FOAMS	Thickness (mm)	∆t (s, I Cycle)	∆t (s, II Cycle)	∆t (s, III Cycle)	k (W/m∙K)	ρb (kg/m3)
Virgin P0	5.04 ± 0.14	10.48 ± 1.36	6.30 ± 0.30	3.63 ± 1.50	46.55 ± 0.40	128 ± 3.00
PU-PCM (P15)	5.18 ± 0.08	25.95 ± 1.03	16.73 ± 0.80	11.15 ± 0.94	48.44 ± 0.45	157 ± 6.00
diff.	0.14 ± 0.16	15.47 ± 1.71	10.43 ± 0.85	7.52 ± 1.77	1.89 ± 0.60	29 ± 6.71
p_value	0.22	0.0006	0.0001	0.0034	0.0085	0.0039

presents the thermographic time delays (with standard deviations), thickness measurements, density, and thermal conductivity for the virgin (P0) and PCM-loaded (P15) PU foams. Bulk density ranges from 128 to 157 kg/m³, typical for flexible PU foams used in insulation and packaging.

The P0 foam has a thermal conductivity of 46.55 mW/m·K at 20 °C, consistent with standard open-cell foams [1]. The P15 foam shows a slightly higher conductivity (48.44 mW/m·K), due to the silica-based PCM shell, which improves heat transfer by increasing the overall thermal conductivity of the composite. Given the statistically similar thicknesses (p = 0.22), the observed increases in thermal delay (∆t) for P15 (p < 0.01) reflect the influence of PCM on bulk density and thermal conductivity.

4. Conclusions and Outlook

The proposed lock-in transmission thermography protocol effectively distinguished the thermal responses of PU foams with and without PCM under cyclic excitation. Time-delay differences were significant, repeatable, and spatially resolved, demonstrating their value for comparative thermal analysis.

Despite foam variability in porosity and thickness, the method proved robust for preliminary screening.
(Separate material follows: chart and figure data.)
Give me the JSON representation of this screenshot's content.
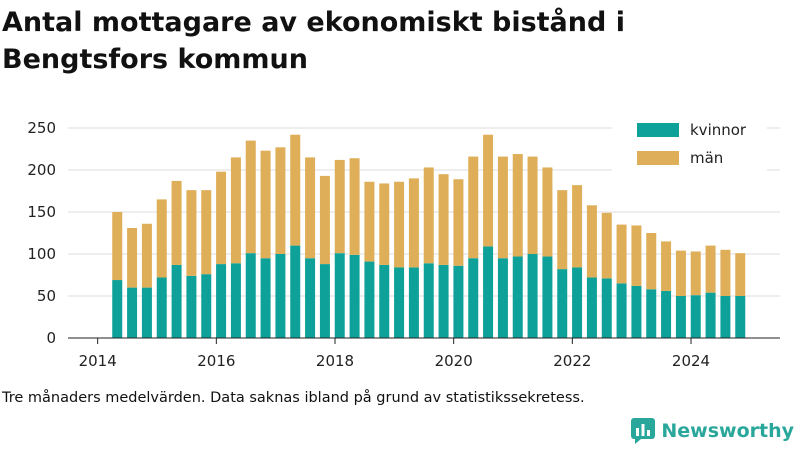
{
  "title": "Antal mottagare av ekonomiskt bistånd i Bengtsfors kommun",
  "footnote": "Tre månaders medelvärden. Data saknas ibland på grund av statistikssekretess.",
  "brand": "Newsworthy",
  "colors": {
    "kvinnor": "#0ea19a",
    "man": "#dfae58",
    "grid": "#dddddd",
    "brand": "#2aa79b"
  },
  "chart_data": {
    "type": "bar",
    "stacked": true,
    "title": "Antal mottagare av ekonomiskt bistånd i Bengtsfors kommun",
    "xlabel": "",
    "ylabel": "",
    "ylim": [
      0,
      250
    ],
    "yticks": [
      0,
      50,
      100,
      150,
      200,
      250
    ],
    "xticks": [
      2014,
      2016,
      2018,
      2020,
      2022,
      2024
    ],
    "xlim": [
      2013.5,
      2025.5
    ],
    "legend_position": "top-right",
    "x": [
      2014.33,
      2014.58,
      2014.83,
      2015.08,
      2015.33,
      2015.58,
      2015.83,
      2016.08,
      2016.33,
      2016.58,
      2016.83,
      2017.08,
      2017.33,
      2017.58,
      2017.83,
      2018.08,
      2018.33,
      2018.58,
      2018.83,
      2019.08,
      2019.33,
      2019.58,
      2019.83,
      2020.08,
      2020.33,
      2020.58,
      2020.83,
      2021.08,
      2021.33,
      2021.58,
      2021.83,
      2022.08,
      2022.33,
      2022.58,
      2022.83,
      2023.08,
      2023.33,
      2023.58,
      2023.83,
      2024.08,
      2024.33,
      2024.58,
      2024.83
    ],
    "series": [
      {
        "name": "kvinnor",
        "color": "#0ea19a",
        "values": [
          69,
          60,
          60,
          72,
          87,
          74,
          76,
          88,
          89,
          101,
          95,
          100,
          110,
          95,
          88,
          101,
          99,
          91,
          87,
          84,
          84,
          89,
          87,
          86,
          95,
          109,
          95,
          97,
          100,
          97,
          82,
          84,
          72,
          71,
          65,
          62,
          58,
          56,
          50,
          51,
          54,
          50,
          50
        ]
      },
      {
        "name": "män",
        "color": "#dfae58",
        "values": [
          81,
          71,
          76,
          93,
          100,
          102,
          100,
          110,
          126,
          134,
          128,
          127,
          132,
          120,
          105,
          111,
          115,
          95,
          97,
          102,
          106,
          114,
          108,
          103,
          121,
          133,
          121,
          122,
          116,
          106,
          94,
          98,
          86,
          78,
          70,
          72,
          67,
          59,
          54,
          52,
          56,
          55,
          51
        ]
      }
    ]
  }
}
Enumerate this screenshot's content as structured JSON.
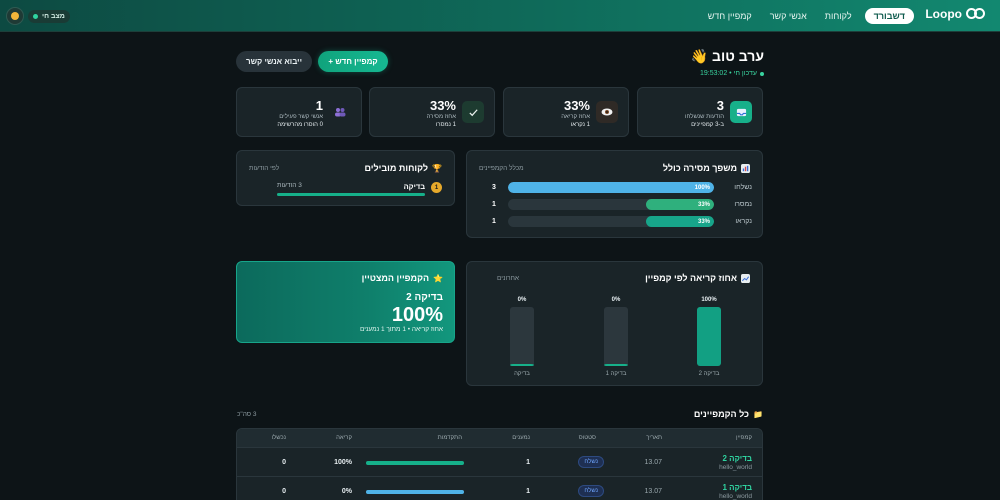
{
  "header": {
    "brand": "Loopo",
    "nav": [
      "דשבורד",
      "לקוחות",
      "אנשי קשר",
      "קמפיין חדש"
    ],
    "live_label": "מצב חי"
  },
  "greeting": {
    "title": "ערב טוב 👋",
    "updated": "עדכון חי • 19:53:02"
  },
  "actions": {
    "new_campaign": "+ קמפיין חדש",
    "import_contacts": "ייבוא אנשי קשר"
  },
  "stats": [
    {
      "value": "3",
      "label": "הודעות שנשלחו",
      "sub": "ב-3 קמפיינים",
      "icon": "inbox-icon",
      "color": "#17b08a"
    },
    {
      "value": "33%",
      "label": "אחוז קריאה",
      "sub": "1 נקראו",
      "icon": "eye-icon",
      "color": "#2f2a26"
    },
    {
      "value": "33%",
      "label": "אחוז מסירה",
      "sub": "1 נמסרו",
      "icon": "check-icon",
      "color": "#1d3b30"
    },
    {
      "value": "1",
      "label": "אנשי קשר פעילים",
      "sub": "0 הוסרו מהרשימה",
      "icon": "people-icon",
      "color": "#2c2740"
    }
  ],
  "funnel": {
    "title": "משפך מסירה כולל",
    "subtitle": "מכלל הקמפיינים",
    "rows": [
      {
        "label": "נשלחו",
        "count": "3",
        "pct_text": "100%",
        "pct": 1.0,
        "color": "#4fb3e8"
      },
      {
        "label": "נמסרו",
        "count": "1",
        "pct_text": "33%",
        "pct": 0.33,
        "color": "#2fb07d"
      },
      {
        "label": "נקראו",
        "count": "1",
        "pct_text": "33%",
        "pct": 0.33,
        "color": "#17a58a"
      }
    ]
  },
  "top_clients": {
    "title": "לקוחות מובילים",
    "subtitle": "לפי הודעות",
    "items": [
      {
        "rank": "1",
        "name": "בדיקה",
        "count": "3 הודעות",
        "pct": 1.0
      }
    ]
  },
  "featured": {
    "title": "הקמפיין המצטיין",
    "name": "בדיקה 2",
    "value": "100%",
    "sub": "אחוז קריאה • 1 מתוך 1 נמענים"
  },
  "chart_data": {
    "type": "bar",
    "title": "אחוז קריאה לפי קמפיין",
    "subtitle": "אחרונים",
    "categories": [
      "בדיקה 2",
      "בדיקה 1",
      "בדיקה"
    ],
    "values": [
      100,
      0,
      0
    ],
    "value_labels": [
      "100%",
      "0%",
      "0%"
    ],
    "ylim": [
      0,
      100
    ],
    "colors": [
      "#12a083",
      "#2c373d",
      "#2c373d"
    ]
  },
  "campaigns": {
    "title": "כל הקמפיינים",
    "count": "3 סה\"כ",
    "columns": [
      "קמפיין",
      "תאריך",
      "סטטוס",
      "נמענים",
      "התקדמות",
      "קריאה",
      "נכשלו"
    ],
    "rows": [
      {
        "name": "בדיקה 2",
        "template": "hello_world",
        "date": "13.07",
        "status": "נשלח",
        "recipients": "1",
        "progress": 1.0,
        "progress_color": "#16b08a",
        "read": "100%",
        "failed": "0"
      },
      {
        "name": "בדיקה 1",
        "template": "hello_world",
        "date": "13.07",
        "status": "נשלח",
        "recipients": "1",
        "progress": 1.0,
        "progress_color": "#4fb3e8",
        "read": "0%",
        "failed": "0"
      }
    ]
  }
}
However, thickness variations can influence delay measurements and should be considered in quantitative analysis.

Future work will include thickness correction using profilometry or 3D scanning, and numerical simulations to separate geometric effects from intrinsic thermal behavior, aiming to establish a reliable, contactless method for lab and industrial use.